Ведь я королева и впервые в жизни вижу этого человека. Вполне возможно, он окажется сумасшедшим.
Однако я провела Нострадамуса в свой личный кабинет, комнатку с застекленным окном, позолоченным столом, стульями и камином. Стены здесь по моему желанию были обшиты благовонным кедром, на фронтисписах выложены золотом мои инициалы, переплетенные с инициалами Генриха. Мой кабинет в Блуа являлся одним из весьма немногих мест во Франции, где не красовались вездесущие «Г» и «Д»; всякий другой человек, обнаружив это, запнулся бы и даже спрятал усмешку.
Нострадамус, казалось, вовсе не обратил внимания на обстановку. Он сел на стул, который я ему жестом предложила, и, отказавшись от вина, промолвил:
— Послание вашего величества стало для меня неожиданностью. За минувшие годы я несколько раз писал вам, но ответа так и не дождался.
— Вы писали мне? Но я не получала ваших писем. Уверяю вас, если бы я… — Возражения замерли на моих устах; я осознала, что вот-вот солгу. — По правде говоря, я получаю сотни писем и прошений. Секретарь, разумеется, сообщает мне о самых важных или личных, однако я не в состоянии просматривать всю свою почту.

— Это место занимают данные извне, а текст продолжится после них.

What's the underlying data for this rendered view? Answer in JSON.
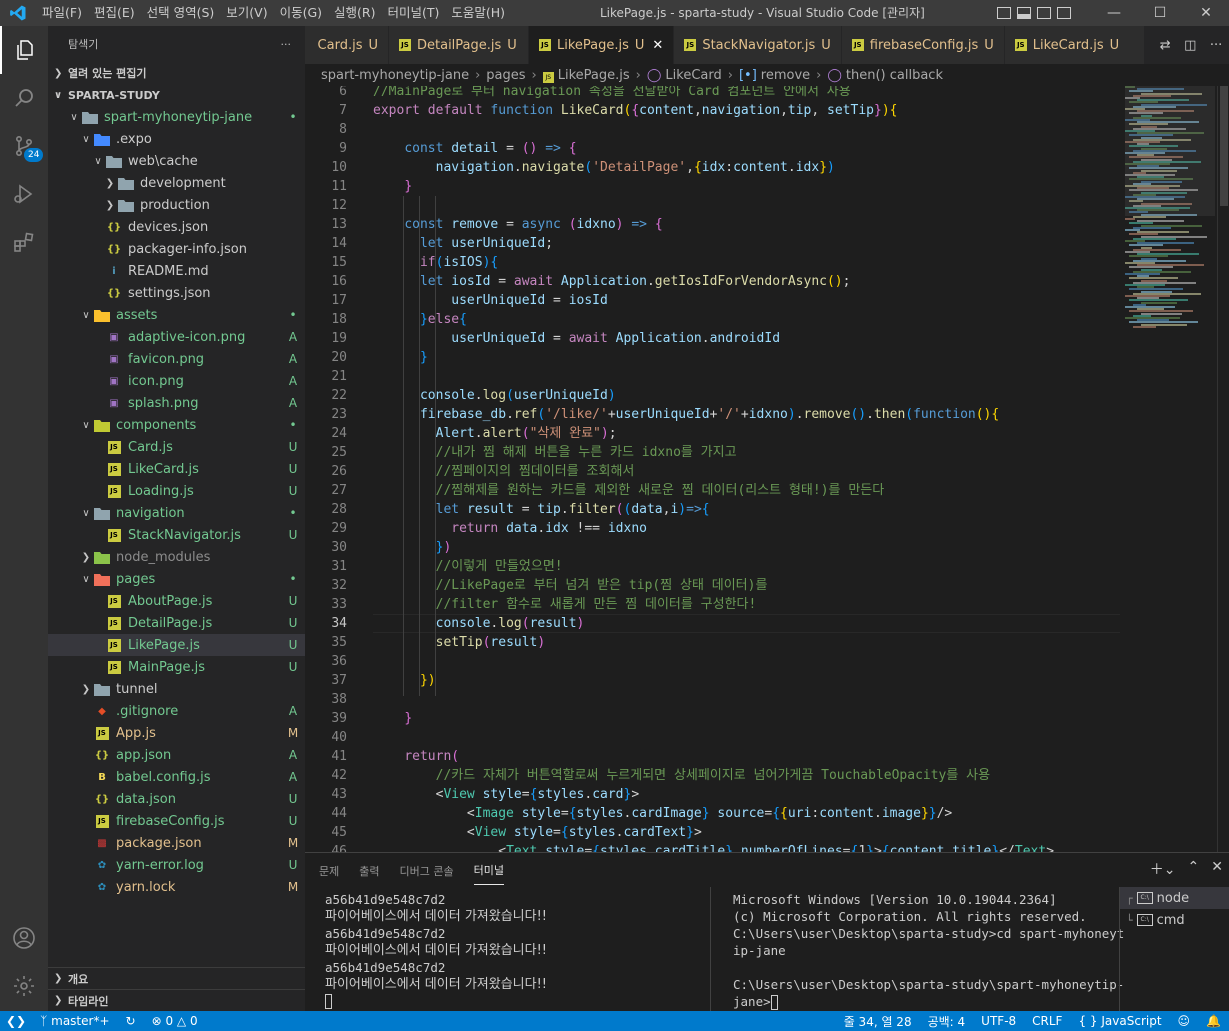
{
  "titlebar": {
    "menu": [
      "파일(F)",
      "편집(E)",
      "선택 영역(S)",
      "보기(V)",
      "이동(G)",
      "실행(R)",
      "터미널(T)",
      "도움말(H)"
    ],
    "title": "LikePage.js - sparta-study - Visual Studio Code [관리자]"
  },
  "activity": {
    "badge": "24"
  },
  "sidebar": {
    "header": "탐색기",
    "open_editors": "열려 있는 편집기",
    "root": "SPARTA-STUDY",
    "tree": [
      {
        "label": "spart-myhoneytip-jane",
        "depth": 1,
        "kind": "folder-open",
        "status": "•",
        "color": "#73c991"
      },
      {
        "label": ".expo",
        "depth": 2,
        "kind": "folder-open",
        "status": "",
        "color": "#cccccc"
      },
      {
        "label": "web\\cache",
        "depth": 3,
        "kind": "folder-open",
        "status": "",
        "color": "#cccccc"
      },
      {
        "label": "development",
        "depth": 4,
        "kind": "folder",
        "status": "",
        "color": "#cccccc"
      },
      {
        "label": "production",
        "depth": 4,
        "kind": "folder",
        "status": "",
        "color": "#cccccc"
      },
      {
        "label": "devices.json",
        "depth": 3,
        "kind": "json",
        "status": "",
        "color": "#cccccc"
      },
      {
        "label": "packager-info.json",
        "depth": 3,
        "kind": "json",
        "status": "",
        "color": "#cccccc"
      },
      {
        "label": "README.md",
        "depth": 3,
        "kind": "info",
        "status": "",
        "color": "#cccccc"
      },
      {
        "label": "settings.json",
        "depth": 3,
        "kind": "json",
        "status": "",
        "color": "#cccccc"
      },
      {
        "label": "assets",
        "depth": 2,
        "kind": "folder-open",
        "status": "•",
        "color": "#73c991"
      },
      {
        "label": "adaptive-icon.png",
        "depth": 3,
        "kind": "img",
        "status": "A",
        "color": "#73c991"
      },
      {
        "label": "favicon.png",
        "depth": 3,
        "kind": "img",
        "status": "A",
        "color": "#73c991"
      },
      {
        "label": "icon.png",
        "depth": 3,
        "kind": "img",
        "status": "A",
        "color": "#73c991"
      },
      {
        "label": "splash.png",
        "depth": 3,
        "kind": "img",
        "status": "A",
        "color": "#73c991"
      },
      {
        "label": "components",
        "depth": 2,
        "kind": "folder-open",
        "status": "•",
        "color": "#73c991"
      },
      {
        "label": "Card.js",
        "depth": 3,
        "kind": "js",
        "status": "U",
        "color": "#73c991"
      },
      {
        "label": "LikeCard.js",
        "depth": 3,
        "kind": "js",
        "status": "U",
        "color": "#73c991"
      },
      {
        "label": "Loading.js",
        "depth": 3,
        "kind": "js",
        "status": "U",
        "color": "#73c991"
      },
      {
        "label": "navigation",
        "depth": 2,
        "kind": "folder-open",
        "status": "•",
        "color": "#73c991"
      },
      {
        "label": "StackNavigator.js",
        "depth": 3,
        "kind": "js",
        "status": "U",
        "color": "#73c991"
      },
      {
        "label": "node_modules",
        "depth": 2,
        "kind": "folder",
        "status": "",
        "color": "#8c8c8c"
      },
      {
        "label": "pages",
        "depth": 2,
        "kind": "folder-open",
        "status": "•",
        "color": "#73c991"
      },
      {
        "label": "AboutPage.js",
        "depth": 3,
        "kind": "js",
        "status": "U",
        "color": "#73c991"
      },
      {
        "label": "DetailPage.js",
        "depth": 3,
        "kind": "js",
        "status": "U",
        "color": "#73c991"
      },
      {
        "label": "LikePage.js",
        "depth": 3,
        "kind": "js",
        "status": "U",
        "color": "#73c991",
        "selected": true
      },
      {
        "label": "MainPage.js",
        "depth": 3,
        "kind": "js",
        "status": "U",
        "color": "#73c991"
      },
      {
        "label": "tunnel",
        "depth": 2,
        "kind": "folder",
        "status": "",
        "color": "#cccccc"
      },
      {
        "label": ".gitignore",
        "depth": 2,
        "kind": "git",
        "status": "A",
        "color": "#73c991"
      },
      {
        "label": "App.js",
        "depth": 2,
        "kind": "js",
        "status": "M",
        "color": "#e2c08d"
      },
      {
        "label": "app.json",
        "depth": 2,
        "kind": "json",
        "status": "A",
        "color": "#73c991"
      },
      {
        "label": "babel.config.js",
        "depth": 2,
        "kind": "babel",
        "status": "A",
        "color": "#73c991"
      },
      {
        "label": "data.json",
        "depth": 2,
        "kind": "json",
        "status": "U",
        "color": "#73c991"
      },
      {
        "label": "firebaseConfig.js",
        "depth": 2,
        "kind": "js",
        "status": "U",
        "color": "#73c991"
      },
      {
        "label": "package.json",
        "depth": 2,
        "kind": "npm",
        "status": "M",
        "color": "#e2c08d"
      },
      {
        "label": "yarn-error.log",
        "depth": 2,
        "kind": "yarn",
        "status": "U",
        "color": "#73c991"
      },
      {
        "label": "yarn.lock",
        "depth": 2,
        "kind": "yarn",
        "status": "M",
        "color": "#e2c08d"
      }
    ],
    "outline": "개요",
    "timeline": "타임라인"
  },
  "tabs": [
    {
      "label": "Card.js",
      "status": "U",
      "active": false
    },
    {
      "label": "DetailPage.js",
      "status": "U",
      "active": false
    },
    {
      "label": "LikePage.js",
      "status": "U",
      "active": true
    },
    {
      "label": "StackNavigator.js",
      "status": "U",
      "active": false
    },
    {
      "label": "firebaseConfig.js",
      "status": "U",
      "active": false
    },
    {
      "label": "LikeCard.js",
      "status": "U",
      "active": false
    }
  ],
  "breadcrumb": [
    "spart-myhoneytip-jane",
    "pages",
    "LikePage.js",
    "LikeCard",
    "remove",
    "then() callback"
  ],
  "code": {
    "current_line": 34,
    "lines": [
      {
        "n": 6,
        "src": "[[c|//MainPage로 부터 navigation 속성을 전달받아 Card 컴포넌트 안에서 사용]]"
      },
      {
        "n": 7,
        "src": "[[kc|export]] [[kc|default]] [[k|function]] [[f|LikeCard]][[b1|(]][[b2|{]][[v|content]],[[v|navigation]],[[v|tip]], [[v|setTip]][[b2|}]][[b1|)]][[b1|{]]"
      },
      {
        "n": 8,
        "src": ""
      },
      {
        "n": 9,
        "src": "    [[k|const]] [[v|detail]] = [[b2|()]] [[k|=>]] [[b2|{]]"
      },
      {
        "n": 10,
        "src": "        [[v|navigation]].[[f|navigate]][[b3|(]][[s|'DetailPage']],[[b1|{]][[v|idx]]:[[v|content]].[[v|idx]][[b1|}]][[b3|)]]"
      },
      {
        "n": 11,
        "src": "    [[b2|}]]"
      },
      {
        "n": 12,
        "src": ""
      },
      {
        "n": 13,
        "src": "    [[k|const]] [[v|remove]] = [[k|async]] [[b2|(]][[v|idxno]][[b2|)]] [[k|=>]] [[b2|{]]"
      },
      {
        "n": 14,
        "src": "      [[k|let]] [[v|userUniqueId]];"
      },
      {
        "n": 15,
        "src": "      [[kc|if]][[b3|(]][[v|isIOS]][[b3|)]][[b3|{]]"
      },
      {
        "n": 16,
        "src": "      [[k|let]] [[v|iosId]] = [[kc|await]] [[v|Application]].[[f|getIosIdForVendorAsync]][[b1|()]];"
      },
      {
        "n": 17,
        "src": "          [[v|userUniqueId]] = [[v|iosId]]"
      },
      {
        "n": 18,
        "src": "      [[b3|}]][[kc|else]][[b3|{]]"
      },
      {
        "n": 19,
        "src": "          [[v|userUniqueId]] = [[kc|await]] [[v|Application]].[[v|androidId]]"
      },
      {
        "n": 20,
        "src": "      [[b3|}]]"
      },
      {
        "n": 21,
        "src": ""
      },
      {
        "n": 22,
        "src": "      [[v|console]].[[f|log]][[b3|(]][[v|userUniqueId]][[b3|)]]"
      },
      {
        "n": 23,
        "src": "      [[v|firebase_db]].[[f|ref]][[b3|(]][[s|'/like/']]+[[v|userUniqueId]]+[[s|'/']]+[[v|idxno]][[b3|)]].[[f|remove]][[b3|()]].[[f|then]][[b3|(]][[k|function]][[b1|()]][[b1|{]]"
      },
      {
        "n": 24,
        "src": "        [[v|Alert]].[[f|alert]][[b2|(]][[s|\"삭제 완료\"]][[b2|)]];"
      },
      {
        "n": 25,
        "src": "        [[c|//내가 찜 해제 버튼을 누른 카드 idxno를 가지고]]"
      },
      {
        "n": 26,
        "src": "        [[c|//찜페이지의 찜데이터를 조회해서]]"
      },
      {
        "n": 27,
        "src": "        [[c|//찜해제를 원하는 카드를 제외한 새로운 찜 데이터(리스트 형태!)를 만든다]]"
      },
      {
        "n": 28,
        "src": "        [[k|let]] [[v|result]] = [[v|tip]].[[f|filter]][[b2|(]][[b3|(]][[v|data]],[[v|i]][[b3|)]][[k|=>]][[b3|{]]"
      },
      {
        "n": 29,
        "src": "          [[kc|return]] [[v|data]].[[v|idx]] !== [[v|idxno]]"
      },
      {
        "n": 30,
        "src": "        [[b3|}]][[b2|)]]"
      },
      {
        "n": 31,
        "src": "        [[c|//이렇게 만들었으면!]]"
      },
      {
        "n": 32,
        "src": "        [[c|//LikePage로 부터 넘겨 받은 tip(찜 상태 데이터)를]]"
      },
      {
        "n": 33,
        "src": "        [[c|//filter 함수로 새롭게 만든 찜 데이터를 구성한다!]]"
      },
      {
        "n": 34,
        "src": "        [[v|console]].[[f|log]][[b2|(]][[v|result]][[b2|)]]"
      },
      {
        "n": 35,
        "src": "        [[f|setTip]][[b2|(]][[v|result]][[b2|)]]"
      },
      {
        "n": 36,
        "src": ""
      },
      {
        "n": 37,
        "src": "      [[b1|})]]"
      },
      {
        "n": 38,
        "src": ""
      },
      {
        "n": 39,
        "src": "    [[b2|}]]"
      },
      {
        "n": 40,
        "src": ""
      },
      {
        "n": 41,
        "src": "    [[kc|return]][[b2|(]]"
      },
      {
        "n": 42,
        "src": "        [[c|//카드 자체가 버튼역할로써 누르게되면 상세페이지로 넘어가게끔 TouchableOpacity를 사용]]"
      },
      {
        "n": 43,
        "src": "        [[p|<]][[tg|View]] [[at|style]]=[[b3|{]][[v|styles]].[[v|card]][[b3|}]][[p|>]]"
      },
      {
        "n": 44,
        "src": "            [[p|<]][[tg|Image]] [[at|style]]=[[b3|{]][[v|styles]].[[v|cardImage]][[b3|}]] [[at|source]]=[[b3|{]][[b1|{]][[v|uri]]:[[v|content]].[[v|image]][[b1|}]][[b3|}]][[p|/>]]"
      },
      {
        "n": 45,
        "src": "            [[p|<]][[tg|View]] [[at|style]]=[[b3|{]][[v|styles]].[[v|cardText]][[b3|}]][[p|>]]"
      },
      {
        "n": 46,
        "src": "                [[p|<]][[tg|Text]] [[at|style]]=[[b3|{]][[v|styles]].[[v|cardTitle]][[b3|}]] [[at|numberOfLines]]=[[b3|{]]1[[b3|}]][[p|>]][[b3|{]][[v|content]].[[v|title]][[b3|}]][[p|</]][[tg|Text]][[p|>]]"
      }
    ]
  },
  "panel": {
    "tabs": [
      "문제",
      "출력",
      "디버그 콘솔",
      "터미널"
    ],
    "active_tab": "터미널",
    "term_left": [
      "a56b41d9e548c7d2",
      "파이어베이스에서 데이터 가져왔습니다!!",
      "a56b41d9e548c7d2",
      "파이어베이스에서 데이터 가져왔습니다!!",
      "a56b41d9e548c7d2",
      "파이어베이스에서 데이터 가져왔습니다!!"
    ],
    "term_right": [
      "Microsoft Windows [Version 10.0.19044.2364]",
      "(c) Microsoft Corporation. All rights reserved.",
      "C:\\Users\\user\\Desktop\\sparta-study>cd spart-myhoneyt",
      "ip-jane",
      "",
      "C:\\Users\\user\\Desktop\\sparta-study\\spart-myhoneytip-",
      "jane>"
    ],
    "terminals": [
      "node",
      "cmd"
    ]
  },
  "statusbar": {
    "branch": "master*+",
    "errors": "0",
    "warnings": "0",
    "position": "줄 34, 열 28",
    "spaces": "공백: 4",
    "encoding": "UTF-8",
    "eol": "CRLF",
    "language": "JavaScript"
  },
  "colors": {
    "accent": "#007acc",
    "git_added": "#73c991",
    "git_modified": "#e2c08d"
  }
}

— Понимаю. Стало быть, мои послания не были важны.
— Да нет же! Я просто их пропустила.
— Нет. Они не были важны.
Я вдруг поняла: Нострадамус вовсе не имеет в виду, что считает свои письма пустяковыми или же что они не попали в мои руки по чьему-то недосмотру. Он хочет сказать, что…
— Они и не должны были попасть к вам в руки, — прервал мои мысли Нострадамус и впервые за все время улыбнулся, показав кривые зубы. — Господь направляет наши стопы. Вам это известно; вы, ваше величество, так же как и я, чувствуете незримое.
Нечто шевельнулось, заворочалось во мне — то расправлял щупальца дар, которым я столько лет пренебрегала.
— Екатерина, — слабым голосом проговорила я. — Зовите меня Екатериной.
— Это было бы неуместно. Вы — моя королева.
Воцарилось молчание.
— Почему вы писали мне?
— Потому что у меня были видения. Видения о вас и о будущем. — Он подбородком указал в сторону двери. — Я записал их много лет назад, еще до вашего прибытия во Францию. Книга лежит в моем мешке. Если позволите, я прочту самое важное на память. Понимаете ли, видения приходят ко мне… — он замялся, подбирая точное слово, — внезапно. Многие из них по сей день остаются тайной.
— Да, — сказала я тихо. — Понимаю.
— Я так и думал. — Нострадамус сплел пальцы. — То, что я скажу, вам нелегко будет услышать.
Именно это я и подозревала. Нечто недоброе соткалось в воздухе, источаемое темным уголком его разума, который не имел никакого отношения к его человеческой природе.